I have a 95 200sx SE with the weird coil like shifter, will a leather shift boot from a 91 Sentra fit it? or if I wanted to get a new one from a SER where could I find one?


----------



## wes (Apr 30, 2002)

*B14*

I hate that boot myself. I purchased the OEM boot from a B14 SE-R. It was the easiest mod I have installed to date. You can get one from www.mossyperformance.com


----------



## Guest (Nov 1, 2002)

theres one on ebay from a 91 sentra, would that fit a 95 200sx?


----------



## wes (Apr 30, 2002)

Not without modification. A brand new OEM one was only $45 from the dealer.


----------



## phil_minchoff (Oct 29, 2002)

if your boot is the same one i'm thinking off, i.e.- black, rubbery, accordian-looking, I ended up modifying mine to make it look one of a kind by putting a few slices in it and compacting it into the paneling. This might sound tacky, but its been one of the things I got the most questions about at shows- how did I do it- just goes to show the ugly ducks are capable of change-


----------



## jeff9nissan (Jan 9, 2004)

Hey, I know this is a REALLY old thread. But wes, you said that you can find those at mossy. Are they no longer available or am I just less internet savy(sp) than i thought?


----------



## wes (Apr 30, 2002)

jeff9nissan said:


> Hey, I know this is a REALLY old thread. But wes, you said that you can find those at mossy. Are they no longer available or am I just less internet savy(sp) than i thought?

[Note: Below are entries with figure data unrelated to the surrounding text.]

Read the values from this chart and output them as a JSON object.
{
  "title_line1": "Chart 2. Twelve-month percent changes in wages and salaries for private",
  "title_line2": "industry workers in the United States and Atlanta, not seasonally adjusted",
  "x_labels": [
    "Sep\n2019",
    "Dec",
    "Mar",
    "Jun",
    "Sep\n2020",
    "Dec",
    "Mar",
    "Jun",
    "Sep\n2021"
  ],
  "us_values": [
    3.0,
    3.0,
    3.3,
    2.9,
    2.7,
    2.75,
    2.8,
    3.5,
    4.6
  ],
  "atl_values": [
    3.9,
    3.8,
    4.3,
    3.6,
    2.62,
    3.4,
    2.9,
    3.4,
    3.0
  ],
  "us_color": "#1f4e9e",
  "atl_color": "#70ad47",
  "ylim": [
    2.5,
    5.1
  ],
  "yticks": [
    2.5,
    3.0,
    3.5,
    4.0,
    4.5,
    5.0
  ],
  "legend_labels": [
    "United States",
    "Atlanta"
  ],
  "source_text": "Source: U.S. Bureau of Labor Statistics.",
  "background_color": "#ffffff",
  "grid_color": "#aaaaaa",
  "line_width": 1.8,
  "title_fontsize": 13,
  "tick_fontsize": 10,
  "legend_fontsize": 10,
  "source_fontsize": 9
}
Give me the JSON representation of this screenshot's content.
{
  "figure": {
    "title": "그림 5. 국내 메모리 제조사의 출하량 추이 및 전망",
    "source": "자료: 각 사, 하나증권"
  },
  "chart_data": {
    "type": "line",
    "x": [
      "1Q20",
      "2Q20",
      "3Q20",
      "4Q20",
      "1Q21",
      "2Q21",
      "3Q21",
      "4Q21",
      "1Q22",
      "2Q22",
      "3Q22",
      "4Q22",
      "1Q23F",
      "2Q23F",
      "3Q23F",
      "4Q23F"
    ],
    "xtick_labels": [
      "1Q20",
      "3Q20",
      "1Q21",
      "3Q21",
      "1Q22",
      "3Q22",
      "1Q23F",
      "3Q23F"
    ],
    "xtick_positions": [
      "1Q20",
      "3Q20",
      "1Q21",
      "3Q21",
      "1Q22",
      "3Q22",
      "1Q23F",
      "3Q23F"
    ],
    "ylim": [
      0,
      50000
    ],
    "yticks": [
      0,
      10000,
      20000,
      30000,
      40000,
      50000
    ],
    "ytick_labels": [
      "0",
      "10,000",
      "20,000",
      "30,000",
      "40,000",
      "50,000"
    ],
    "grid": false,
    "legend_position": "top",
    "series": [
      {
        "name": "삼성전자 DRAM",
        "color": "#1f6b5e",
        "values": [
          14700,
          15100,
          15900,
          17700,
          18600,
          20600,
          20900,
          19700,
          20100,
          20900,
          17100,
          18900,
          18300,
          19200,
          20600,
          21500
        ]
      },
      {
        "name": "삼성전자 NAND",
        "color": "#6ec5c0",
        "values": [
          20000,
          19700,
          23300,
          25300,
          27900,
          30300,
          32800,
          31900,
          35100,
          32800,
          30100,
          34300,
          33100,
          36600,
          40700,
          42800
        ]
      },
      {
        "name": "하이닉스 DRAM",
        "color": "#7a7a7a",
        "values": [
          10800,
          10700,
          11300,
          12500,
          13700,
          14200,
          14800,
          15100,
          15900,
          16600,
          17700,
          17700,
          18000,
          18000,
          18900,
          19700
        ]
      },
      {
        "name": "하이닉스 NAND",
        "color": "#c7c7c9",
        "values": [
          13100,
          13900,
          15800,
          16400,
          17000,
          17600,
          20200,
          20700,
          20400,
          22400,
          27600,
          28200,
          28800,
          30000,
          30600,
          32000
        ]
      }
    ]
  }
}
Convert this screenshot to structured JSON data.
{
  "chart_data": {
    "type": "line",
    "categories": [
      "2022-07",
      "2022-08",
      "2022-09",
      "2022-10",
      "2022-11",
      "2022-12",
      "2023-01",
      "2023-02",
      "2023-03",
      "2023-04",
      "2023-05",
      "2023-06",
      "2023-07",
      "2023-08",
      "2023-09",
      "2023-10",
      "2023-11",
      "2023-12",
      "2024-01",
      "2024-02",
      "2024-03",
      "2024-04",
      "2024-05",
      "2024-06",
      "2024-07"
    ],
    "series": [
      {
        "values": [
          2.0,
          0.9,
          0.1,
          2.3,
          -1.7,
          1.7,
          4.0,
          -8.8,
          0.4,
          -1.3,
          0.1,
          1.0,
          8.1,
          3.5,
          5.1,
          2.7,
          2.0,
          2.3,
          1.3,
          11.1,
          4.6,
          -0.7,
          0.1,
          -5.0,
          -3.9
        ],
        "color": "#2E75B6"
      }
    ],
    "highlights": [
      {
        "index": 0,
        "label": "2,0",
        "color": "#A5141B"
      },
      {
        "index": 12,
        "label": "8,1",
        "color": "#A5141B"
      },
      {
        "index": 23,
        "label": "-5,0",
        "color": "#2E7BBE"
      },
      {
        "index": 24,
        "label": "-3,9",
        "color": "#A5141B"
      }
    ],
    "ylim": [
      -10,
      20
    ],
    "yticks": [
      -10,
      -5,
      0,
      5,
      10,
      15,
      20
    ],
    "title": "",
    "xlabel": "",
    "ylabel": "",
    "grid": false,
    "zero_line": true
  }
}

The intErweb sucks. Just call them I KNOW they sell them.


----------



## jeff9nissan (Jan 9, 2004)

Alright, I'll have to do that. Does it come with the trim ring and retaining clip thing too?


----------



## wes (Apr 30, 2002)

jeff9nissan said:


> Alright, I'll have to do that. Does it come with the trim ring and retaining clip thing too?


Yes sir, snaps in place in seconds.


----------



## jeff9nissan (Jan 9, 2004)

Nice, I will prolly only have the actual boot for a while because i heard the redline products one looks better on a SS.


----------